I am not being a smart aleck here, if the squatting isn't that bad you may want to live with it and simply create a little more drive shaft room.

But understand it may look like it is "barely" hitting the tunnel and you "relieve" the tunnel with a big hammer and you find out it is still hitting, then you relieve more, and it's still hitting.

If you are fine with a little more height in the back then some spring spacers under the spring and raising the back of the car a little may do the trick. But what happens when your BIG friend gets in, it's going to hit again!
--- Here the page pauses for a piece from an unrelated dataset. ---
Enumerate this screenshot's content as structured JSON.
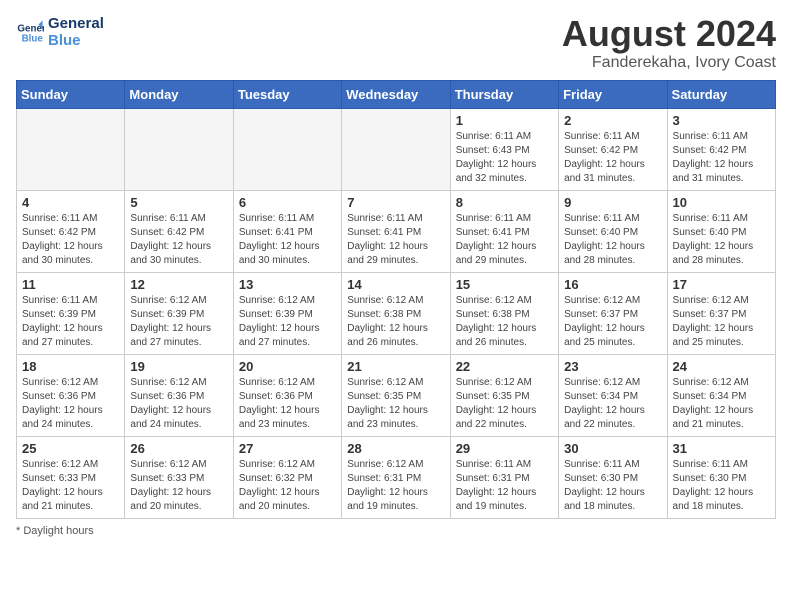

Is the rear end moving from side to side when the rear of the car goes up and down? Did you change the rear suspension at all or is it original? The rear end could have a locator bar that is at an angle and the rear is going over to one side when the rear end goes up? Take a look at that too.

Brian
04-29-2013 01:48 AM
techinspector1 Gearhead has the answer I like. KaWhamm the hell out of the sheetmetal with a BFH. If you can't fix it with a hammer, you have an electrical problem.
04-28-2013 11:57 PM
S10 Racer
Quote:
Originally Posted by Torque454 View Post
I have a 1980 Volvo 265 with a Chevy 4.3 and 700r4 in it. The rear end is a Dana 30. Has a custom made drive shaft. If you put very much weight in the car, like a person or two, and take off very hard or accelerate too much, there is a loud noise inside the car and today i discovered that it is the drive shaft rubbing the inside of the trans/drive shaft tunnel, on the passengers side in the rear. I don't really know how to go about solving this issue?

With no one in the car there is a lot of space between the drive shaft and the tunnel (a couple inches), but add some weight and that space quickly diminishes. I guess the springs are too soft or something? They are coils, front and rear. I doubt new springs would solve the issue as it doesn't really seem to be sagging, it just has alot of bounce to it. I am thinking that i need to make or buy some spring spacers to raise the back end of the car a little, or have a drive shaft with a smaller tube made? or perhaps have one made that telescopes in the back half so that the back part would be much smaller than the current tube.

This is all i can really come up with. Any other ideas or suggestions?
I would start out by replacing the shocks since you said there is a lot of "bounce". There should be no bounce at all with good shocks.
04-28-2013 11:31 PM
gearheadslife BFH
04-28-2013 09:14 PM
Torque454
Driveshaft hitting the tunnel

I have a 1980 Volvo 265 with a Chevy 4.3 and 700r4 in it. The rear end is a Dana 30. Has a custom made drive shaft. If you put very much weight in the car, like a person or two, and take off very hard or accelerate too much, there is a loud noise inside the car and today i discovered that it is the drive shaft rubbing the inside of the trans/drive shaft tunnel, on the passengers side in the rear. I don't really know how to go about solving this issue?

With no one in the car there is a lot of space between the drive shaft and the tunnel (a couple inches), but add some weight and that space quickly diminishes. I guess the springs are too soft or something? They are coils, front and rear. I doubt new springs would solve the issue as it doesn't really seem to be sagging, it just has alot of bounce to it. I am thinking that i need to make or buy some spring spacers to raise the back end of the car a little, or have a drive shaft with a smaller tube made? or perhaps have one made that telescopes in the back half so that the back part would be much smaller than the current tube.

This is all i can really come up with. Any other ideas or suggestions?